Antenne Koblenz Der Supermix - greatest Hits und das beste von heute
Am Abend des dritten Dezember sorgten ungewöhnliche Szenen auf dem Koblenzer Weihnachtsmarkt für Aufmerksamkeit: Sängerinnen und Sänger mit zugeklebten Mündern standen schweigend vor dem Publikum. Mit dieser symbolischen Aktion protestierten sie gegen die hohen Gebühren der GEMA, die Chorauftritte im Rahmen des Weihnachtsmarktes nahezu unmöglich machen.
Eigentlich sollten die Chöre als Teil eines „Singenden Adventskalenders“ für weihnachtliche Stimmung sorgen. Geplant waren 13 halbstündige Auftritte an Wochentagen. Doch die Kosten übersteigen laut Kreis-Chorverband jede Machbarkeit: Über 1.200 Euro pro Auftritt, insgesamt mehr als 15.000 Euro. Berechnungsgrundlage ist die gesamte Fläche des Weihnachtsmarktes – eine neue Praxis, die den Veranstaltern die Hände bindet.
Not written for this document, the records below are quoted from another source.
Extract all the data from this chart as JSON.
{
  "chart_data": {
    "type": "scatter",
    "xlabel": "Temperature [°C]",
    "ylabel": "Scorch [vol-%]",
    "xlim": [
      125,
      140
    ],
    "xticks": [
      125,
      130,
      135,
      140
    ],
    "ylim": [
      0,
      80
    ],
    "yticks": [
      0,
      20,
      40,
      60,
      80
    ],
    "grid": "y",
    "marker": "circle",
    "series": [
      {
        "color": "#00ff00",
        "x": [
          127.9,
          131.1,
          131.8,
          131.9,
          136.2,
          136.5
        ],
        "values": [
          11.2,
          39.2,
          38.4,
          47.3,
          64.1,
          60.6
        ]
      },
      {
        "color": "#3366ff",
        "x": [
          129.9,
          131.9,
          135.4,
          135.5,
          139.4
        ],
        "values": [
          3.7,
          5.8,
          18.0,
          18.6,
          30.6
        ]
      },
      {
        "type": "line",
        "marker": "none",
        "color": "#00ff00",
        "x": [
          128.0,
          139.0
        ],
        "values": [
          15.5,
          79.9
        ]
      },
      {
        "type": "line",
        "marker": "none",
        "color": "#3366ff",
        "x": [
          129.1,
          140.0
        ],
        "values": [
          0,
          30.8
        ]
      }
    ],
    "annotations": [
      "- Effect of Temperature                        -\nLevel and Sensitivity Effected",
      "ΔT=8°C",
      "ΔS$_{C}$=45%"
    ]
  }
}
Einheitstarif sorgt für Unmut
Hintergrund ist ein pauschaler Tarif, den die GEMA seit Kurzem auf Freiluftveranstaltungen wie Weihnachtsmärkte anwendet. Laut GEMA gab es keine eigentliche Gebührenerhöhung, sondern lediglich inflationsbedingte Anpassungen eines 2018 ausgehandelten Tarifs. Weihnachtsmärkte würden dabei wie Stadtfeste behandelt.
Für den Koblenzer Kreis-Chorverband ist dies jedoch ein herber Schlag: „Früher konnten wir unsere Auftritte kostenfrei gestalten, um die Vorweihnachtszeit mit Musik zu bereichern und gleichzeitig Spenden für soziale Projekte zu sammeln“, erklärt Verbandsvorsitzender Dietmar Weidenfeller. Die neuen Gebühren stellen das bisherige Konzept auf den Kopf.
Ein stiller Hilferuf
Mit ihrem Protest wollen die Chöre nicht nur auf die finanziellen Belastungen aufmerksam machen, sondern auch ein Zeichen für alle Kulturschaffenden setzen, die von ähnlichen Regelungen betroffen sind. „Musik ist ein wichtiger Bestandteil unserer Kultur, doch diese Kostenstruktur macht es schwierig, kulturelles Engagement aufrechtzuerhalten“, so eine Sprecherin des Chorverbandes.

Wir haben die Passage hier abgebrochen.